Kan gini, ketika dari komunitas, komunitas itu kan ngedukung. Dan jadi langkah awal dan modal juga buat band baru untuk dikenal khalayak. Akan lebih mudah lagi lah buat ngenalin kalau ada komunitas. Di skena metal mungkin ada Jogja Corpsegrinder misalnya yang cukup besar. Kadang komunitas itu yang dilibatkan juga. Kan, kadang band itu punya keterbatasan, nah, dengan adanya komunitas jadi mudah juga untuk dimintain bantuan. Misal ada 20 orang aja di komunitas, itu band kurang apa bisa saling ngebantu. Bahkan, kadang nih, misal butuh additional, ya teman-teman komunitas itu kadang malahan yang ngisi.
Walaupun, ada kasus unik lagi soal komunitas ini, buat band NDX tadi malah mereka sebenarnya dijauhi oleh komunitasnya. Bahkan dikucilkan awalnya. Walaupun sekarang malah akhirnya banyak komunitas mereka meniru apa yang NDX lakukan.

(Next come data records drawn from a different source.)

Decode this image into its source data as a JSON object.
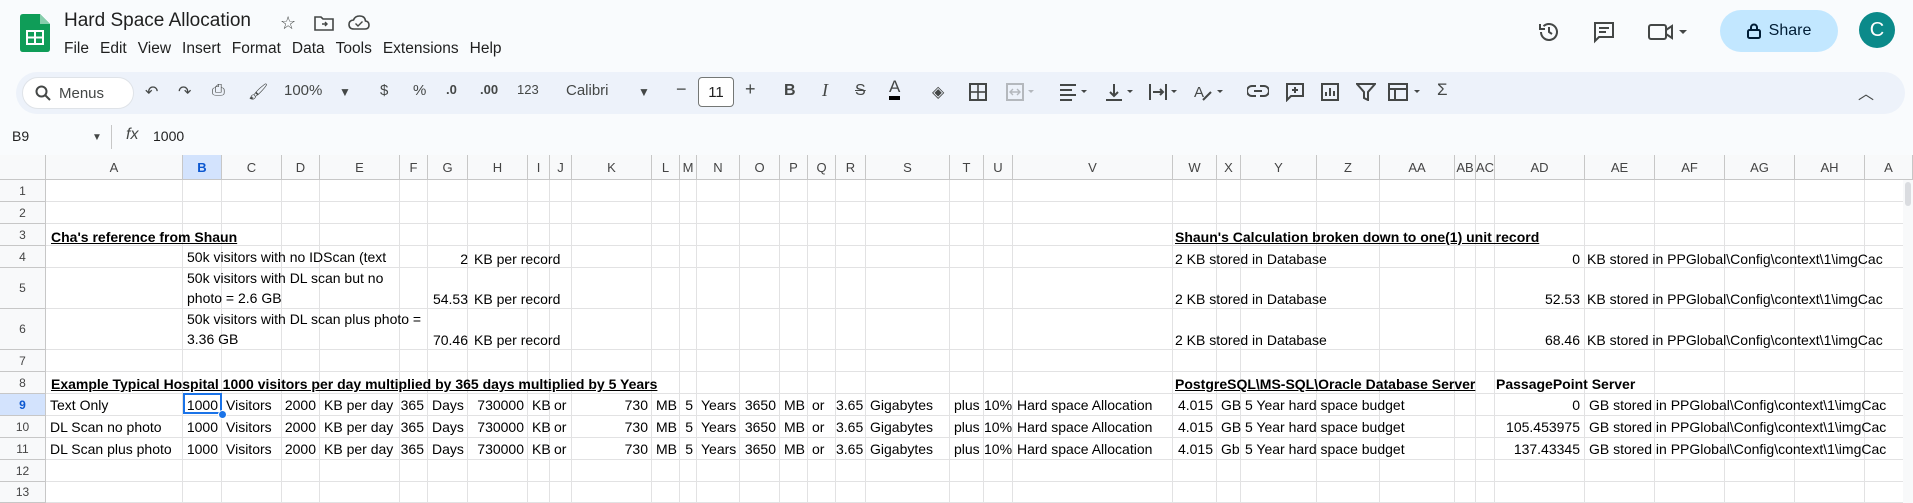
{
  "app": {
    "title": "Hard Space Allocation",
    "menu": [
      "File",
      "Edit",
      "View",
      "Insert",
      "Format",
      "Data",
      "Tools",
      "Extensions",
      "Help"
    ],
    "share_label": "Share",
    "avatar_letter": "C",
    "accent": "#0b57d0",
    "brand_green": "#0f9d58"
  },
  "toolbar": {
    "search_label": "Menus",
    "zoom": "100%",
    "currency": "$",
    "percent": "%",
    "dec_less": ".0",
    "dec_more": ".00",
    "number_format": "123",
    "font": "Calibri",
    "font_size": "11"
  },
  "formula_bar": {
    "name_box": "B9",
    "fx": "fx",
    "value": "1000"
  },
  "columns": [
    "A",
    "B",
    "C",
    "D",
    "E",
    "F",
    "G",
    "H",
    "I",
    "J",
    "K",
    "L",
    "M",
    "N",
    "O",
    "P",
    "Q",
    "R",
    "S",
    "T",
    "U",
    "V",
    "W",
    "X",
    "Y",
    "Z",
    "AA",
    "AB",
    "AC",
    "AD",
    "AE",
    "AF",
    "AG",
    "AH",
    "A"
  ],
  "rows": [
    "1",
    "2",
    "3",
    "4",
    "5",
    "6",
    "7",
    "8",
    "9",
    "10",
    "11",
    "12",
    "13"
  ],
  "cells": {
    "a3": "Cha's reference from Shaun",
    "w3": "Shaun's Calculation broken down to one(1) unit record",
    "b4": "50k visitors with no IDScan (text",
    "g4": "2",
    "h4": "KB per record",
    "w4": "2 KB stored in Database",
    "ad4": "0",
    "ae4": "KB stored in PPGlobal\\Config\\context\\1\\imgCac",
    "b5": "50k visitors with DL scan but no photo = 2.6 GB",
    "g5": "54.53",
    "h5": "KB per record",
    "w5": "2 KB stored in Database",
    "ad5": "52.53",
    "ae5": "KB stored in PPGlobal\\Config\\context\\1\\imgCac",
    "b6": "50k visitors with DL scan plus photo = 3.36 GB",
    "g6": "70.46",
    "h6": "KB per record",
    "w6": "2 KB stored in Database",
    "ad6": "68.46",
    "ae6": "KB stored in PPGlobal\\Config\\context\\1\\imgCac",
    "a8": "Example Typical Hospital 1000 visitors per day multiplied by 365 days multiplied by 5 Years",
    "w8": "PostgreSQL\\MS-SQL\\Oracle Database Server",
    "ad8": "PassagePoint Server"
  },
  "data_rows": [
    {
      "a": "Text Only",
      "b": "1000",
      "c": "Visitors",
      "d": "2000",
      "e": "KB per day",
      "f": "365",
      "g": "Days",
      "h": "730000",
      "i": "KB",
      "j": "or",
      "k": "730",
      "l": "MB",
      "m": "5",
      "n": "Years",
      "o": "3650",
      "p": "MB",
      "q": "or",
      "r": "3.65",
      "s": "Gigabytes",
      "t": "plus",
      "u": "10%",
      "v": "Hard space Allocation",
      "w": "4.015",
      "x": "GB",
      "y": "5 Year hard space budget",
      "ad": "0",
      "ae": "GB stored in PPGlobal\\Config\\context\\1\\imgCac"
    },
    {
      "a": "DL Scan no photo",
      "b": "1000",
      "c": "Visitors",
      "d": "2000",
      "e": "KB per day",
      "f": "365",
      "g": "Days",
      "h": "730000",
      "i": "KB",
      "j": "or",
      "k": "730",
      "l": "MB",
      "m": "5",
      "n": "Years",
      "o": "3650",
      "p": "MB",
      "q": "or",
      "r": "3.65",
      "s": "Gigabytes",
      "t": "plus",
      "u": "10%",
      "v": "Hard space Allocation",
      "w": "4.015",
      "x": "GB",
      "y": "5 Year hard space budget",
      "ad": "105.453975",
      "ae": "GB stored in PPGlobal\\Config\\context\\1\\imgCac"
    },
    {
      "a": "DL Scan plus photo",
      "b": "1000",
      "c": "Visitors",
      "d": "2000",
      "e": "KB per day",
      "f": "365",
      "g": "Days",
      "h": "730000",
      "i": "KB",
      "j": "or",
      "k": "730",
      "l": "MB",
      "m": "5",
      "n": "Years",
      "o": "3650",
      "p": "MB",
      "q": "or",
      "r": "3.65",
      "s": "Gigabytes",
      "t": "plus",
      "u": "10%",
      "v": "Hard space Allocation",
      "w": "4.015",
      "x": "Gb",
      "y": "5 Year hard space budget",
      "ad": "137.43345",
      "ae": "GB stored in PPGlobal\\Config\\context\\1\\imgCac"
    }
  ]
}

Yang dulu ngehina, datang kerumah personilnya lalu minta maaf dan malah bikin hip hop dangdut. Maka NDX itu kasus tersendiri (unik).
Peran kita sebagai anak muda terhadap skena sidestream/ indie ini harus gimana sih?
Dateng ke konsernya sih, sesederhana itu. Selemah-lemahnya iman dulu, kita bisa nge-share dari karya gratis dari band sidestream/indie itu. Bisa dari situ, karena dengan nge-share, mampu mengenalkan ke lingkaran-lingkaran kita sendiri. Terus, kalau punya duit lebih ya, datang ke konsernya beli tiketnya atau beli CD nya. Itu aja, band-band udah senang dan hidup. Kritikanya mungkin, beberapa pendengar muda kadang nggak mau coba dengerin yang ‘baru’ mungkin. Masih nyaman yang sudah ada atau mainstream. Karena kultur yang dibangun seperti itu. Itu pengaruh dari budaya baca kita juga yang lemah. Kan, kemauan untuk menggali musik itu kurang dan berbanding lurus dengan kemauan membaca juga. Sehingga mayoritas akan menerima yang udah ada aja (mainstream).